Effects of pre-contoured and in situ contoured rods on the mechanical strength and durability of posterior cervical instrumentation: a finite-element analysis and scanning electron microscopy investigation

Finite-element analysis. Intraoperative contouring of rods is a common procedure for spine surgeons to match the native curvature of the spine, but it may lead to premature weakening of the rod. This study investigated the effect of different bending methods on rod fatigue performance. Rod failure in the cervical spine is of clinical concern, particularly when spanning the cervicothoracic region and when considering corrective osteotomies for deformity correction and global spinal alignment. Finite-element models were developed to simulate rod bending (3.5 mm D, 40 mm L) to achieve a 23° angle with 3 different bending methods: French single, multiple bending, and in situ bending.

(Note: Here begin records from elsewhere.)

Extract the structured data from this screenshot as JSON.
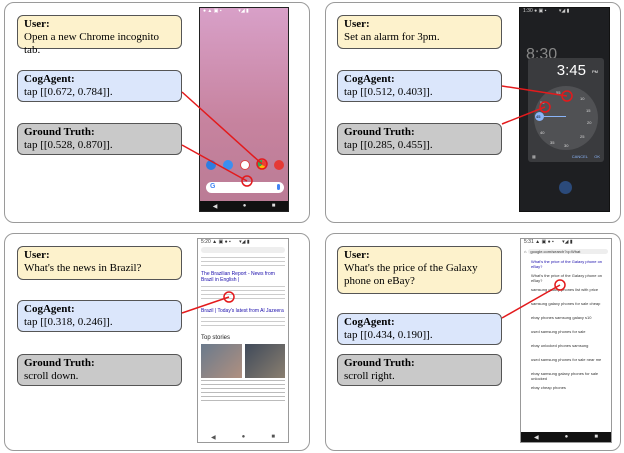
{
  "examples": [
    {
      "user_label": "User:",
      "user_text": "Open a new Chrome incognito tab.",
      "agent_label": "CogAgent:",
      "agent_text": "tap [[0.672, 0.784]].",
      "gt_label": "Ground Truth:",
      "gt_text": "tap [[0.528, 0.870]]."
    },
    {
      "user_label": "User:",
      "user_text": "Set an alarm for 3pm.",
      "agent_label": "CogAgent:",
      "agent_text": "tap [[0.512, 0.403]].",
      "gt_label": "Ground Truth:",
      "gt_text": "tap [[0.285, 0.455]].",
      "clock_time": "3:45",
      "clock_ampm": "PM",
      "clock_bg_time": "8:30",
      "clock_numbers": [
        "55",
        "10",
        "50",
        "15",
        "45",
        "20",
        "40",
        "25",
        "35",
        "30"
      ],
      "cancel": "CANCEL",
      "ok": "OK"
    },
    {
      "user_label": "User:",
      "user_text": "What's the news in Brazil?",
      "agent_label": "CogAgent:",
      "agent_text": "tap [[0.318, 0.246]].",
      "gt_label": "Ground Truth:",
      "gt_text": "scroll down.",
      "news_headline": "The Brazilian Report - News from Brazil in English |",
      "news_headline2": "Brazil | Today's latest from Al Jazeera",
      "top_stories": "Top stories"
    },
    {
      "user_label": "User:",
      "user_text": "What's the price of the Galaxy phone on eBay?",
      "agent_label": "CogAgent:",
      "agent_text": "tap [[0.434, 0.190]].",
      "gt_label": "Ground Truth:",
      "gt_text": "scroll right.",
      "url": "google.com/search?q=What",
      "suggestions": [
        "What's the price of the Galaxy phone on eBay?",
        "samsung galaxy phones list with price",
        "samsung galaxy phones for sale cheap",
        "ebay phones samsung galaxy s10",
        "used samsung phones for sale",
        "ebay unlocked phones samsung",
        "used samsung phones for sale near me",
        "ebay samsung galaxy phones for sale unlocked",
        "ebay cheap phones"
      ]
    }
  ]
}
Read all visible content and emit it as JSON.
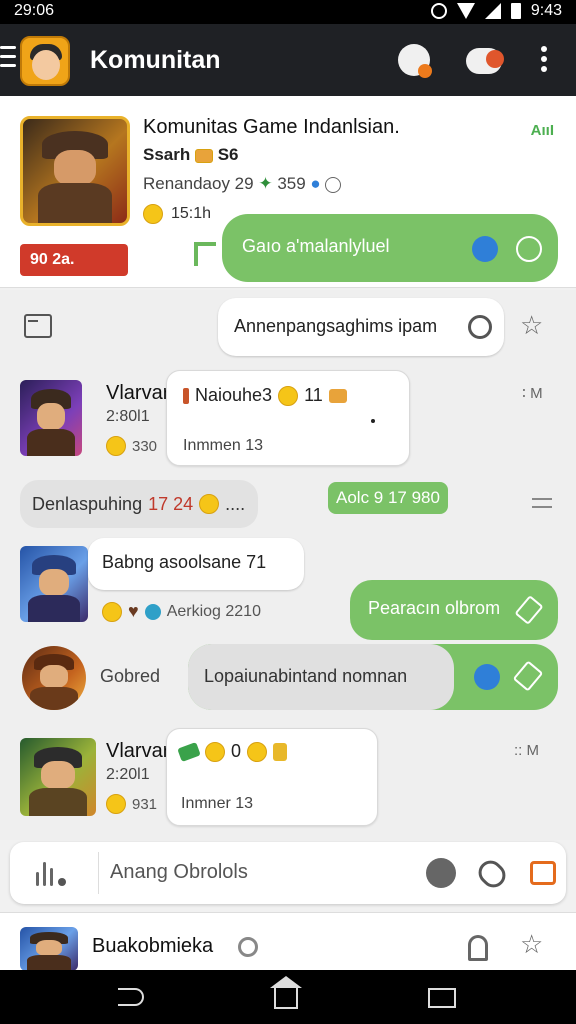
{
  "status_bar": {
    "time_left": "29:06",
    "time_right": "9:43"
  },
  "app_bar": {
    "title": "Komunitan"
  },
  "header": {
    "title": "Komunitas Game Indanlsian.",
    "subtitle": "Ssarh",
    "subtitle_badge": "S6",
    "stats": "Renandaoy 29",
    "stats_count": "359",
    "emoji_text": "15:1h",
    "signal_text": "AııI",
    "red_badge": "90 2a.",
    "pill_text": "Gaıo a'malanlyluel"
  },
  "chat": {
    "pinned_message": "Annenpangsaghims ipam",
    "msg1": {
      "name": "Vlarvar",
      "handle": "2:80l1",
      "count": "330",
      "card_title": "Naiouhe3",
      "card_num": "11",
      "card_sub": "Inmmen 13",
      "time": "∶ M"
    },
    "grey_pill": {
      "text": "Denlaspuhing",
      "num": "17 24",
      "suffix": "...."
    },
    "green_tag": "Aolc  9 17 980",
    "msg2": {
      "text": "Babng asoolsane 71",
      "meta": "Aerkiog 2210"
    },
    "green_pill2": "Pearacın olbrom",
    "msg3": {
      "name": "Gobred",
      "text": "Lopaiunabintand nomnan"
    },
    "msg4": {
      "name": "Vlarvar",
      "handle": "2:20l1",
      "count": "931",
      "card_top": "0",
      "card_sub": "Inmner 13",
      "time": ":: M"
    }
  },
  "input": {
    "placeholder": "Anang Obrolols"
  },
  "bottom_card": {
    "name": "Buakobmieka"
  }
}
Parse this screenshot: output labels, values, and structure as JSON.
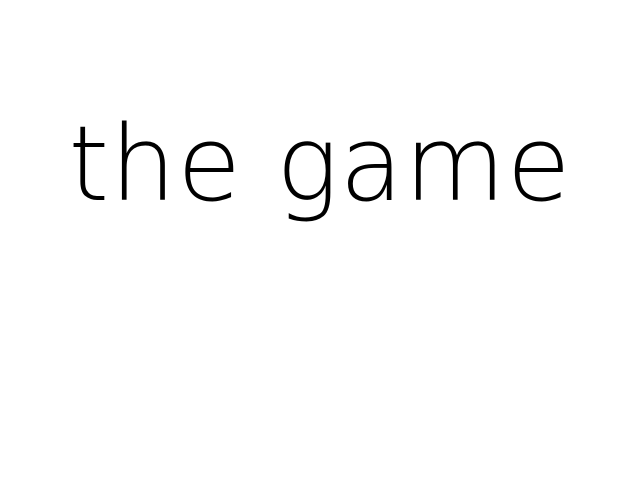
{
  "screen": {
    "title": "the game",
    "background_color": "#ffffff",
    "text_color": "#000000"
  }
}
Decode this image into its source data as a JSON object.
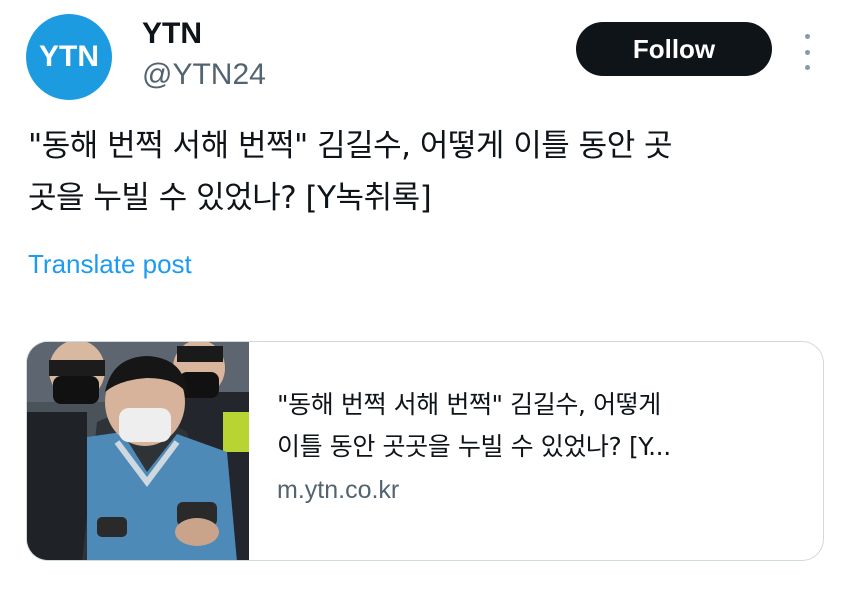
{
  "author": {
    "avatar_text": "YTN",
    "display_name": "YTN",
    "handle": "@YTN24",
    "brand_color": "#1d9be0"
  },
  "actions": {
    "follow_label": "Follow",
    "more_icon": "more-vertical-icon"
  },
  "post": {
    "text_lines": [
      "\"동해 번쩍 서해 번쩍\" 김길수, 어떻게 이틀 동안 곳",
      "곳을 누빌 수 있었나? [Y녹취록]"
    ],
    "translate_label": "Translate post"
  },
  "link_card": {
    "title_lines": [
      "\"동해 번쩍 서해 번쩍\" 김길수, 어떻게",
      "이틀 동안 곳곳을 누빌 수 있었나? [Y..."
    ],
    "domain": "m.ytn.co.kr"
  },
  "colors": {
    "follow_bg": "#0f1419",
    "link_blue": "#1d9bf0",
    "secondary_text": "#536471",
    "card_border": "#cfd9de"
  }
}
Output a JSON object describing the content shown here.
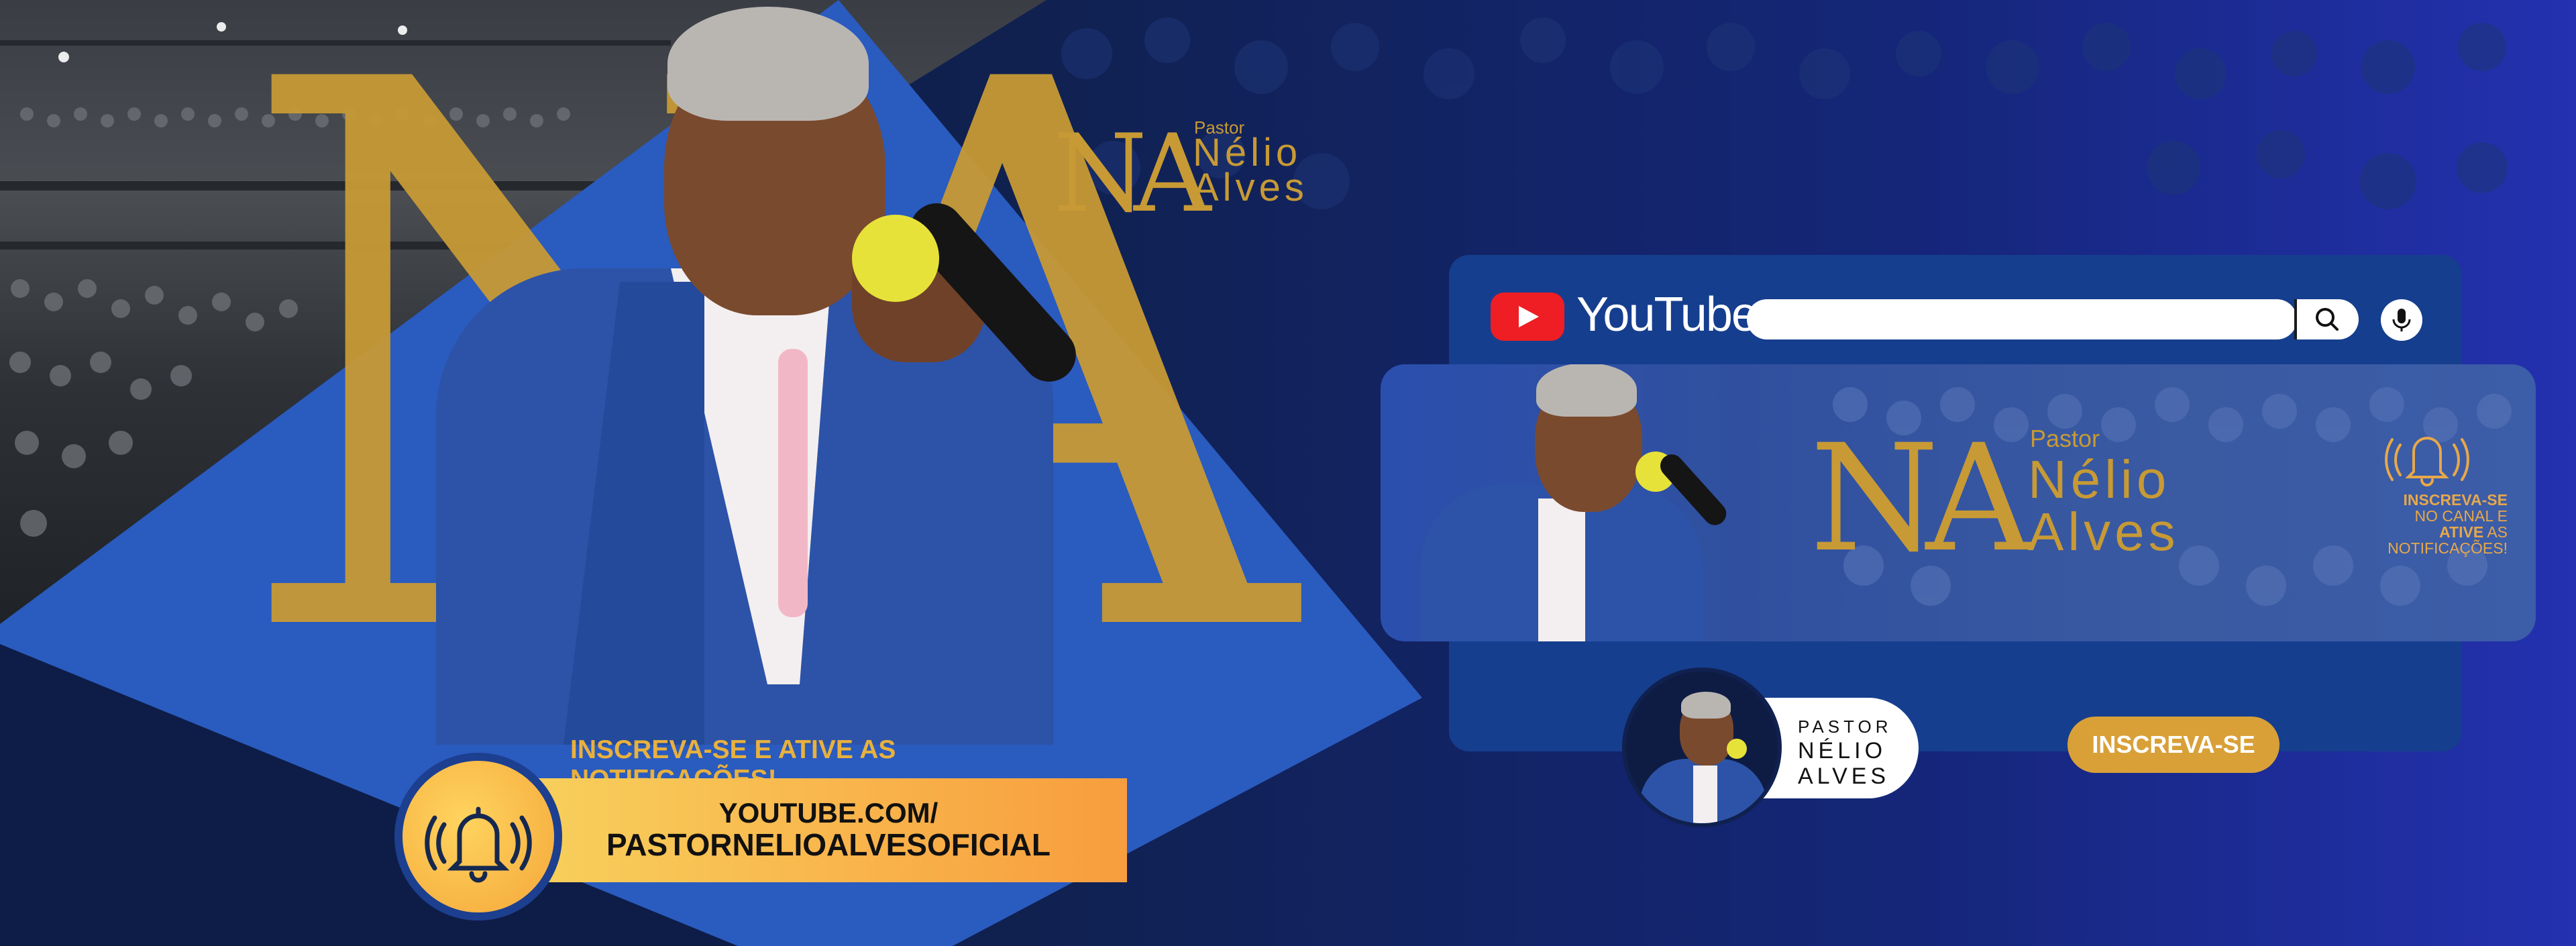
{
  "logo": {
    "monogram": "NA",
    "pastor": "Pastor",
    "first_name": "Nélio",
    "last_name": "Alves"
  },
  "cta": {
    "title": "INSCREVA-SE E ATIVE AS NOTIFICAÇÕES!",
    "url_line1": "YOUTUBE.COM/",
    "url_line2": "PASTORNELIOALVESOFICIAL"
  },
  "youtube": {
    "wordmark": "YouTube",
    "search_value": "",
    "banner_pastor": "Pastor",
    "banner_first_name": "Nélio",
    "banner_last_name": "Alves",
    "banner_monogram": "NA",
    "notif_line1": "INSCREVA-SE",
    "notif_line2": "NO CANAL E",
    "notif_line3_bold": "ATIVE",
    "notif_line3_rest": "AS",
    "notif_line4": "NOTIFICAÇÕES!",
    "channel_pastor": "PASTOR",
    "channel_first": "NÉLIO",
    "channel_last": "ALVES",
    "subscribe_label": "INSCREVA-SE"
  },
  "colors": {
    "gold": "#c79a35",
    "blue": "#2a5bbf",
    "navy": "#0e1d47",
    "youtube_red": "#ee1e24",
    "cta_orange": "#f9b44b"
  },
  "icons": [
    "bell-icon",
    "youtube-play-icon",
    "search-icon",
    "microphone-icon"
  ]
}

Simulations were conducted in 4 steps: rod bending, rod spring back, residual stress relaxation, and F1717 mechanical test simulation. French single bending resulted in the highest residual stress concentrations for both titanium (TiAlV) and cobalt chrome (CoCr) at 783 MPa and 507 MPa, respectively. During F1717 test simulation, the French single bent rod had its highest tensile stress in the middle, with 917 MPa and 623 MPa, respectively, for TiAlV and CoCr, compared to in situ (580 MPa and 586 MPa for TiAlV and CoCr) and the French multiple bent rod (765 MPa and 619 MPa for TiAlV and CoCr). The computational model found that CoCr rods made the construct least prone to deformation. French single bend with TiAlV rods put the construct at highest risk of failure. CoCr rods led to minimal physical changes in microstructure while showing evidence of flattening.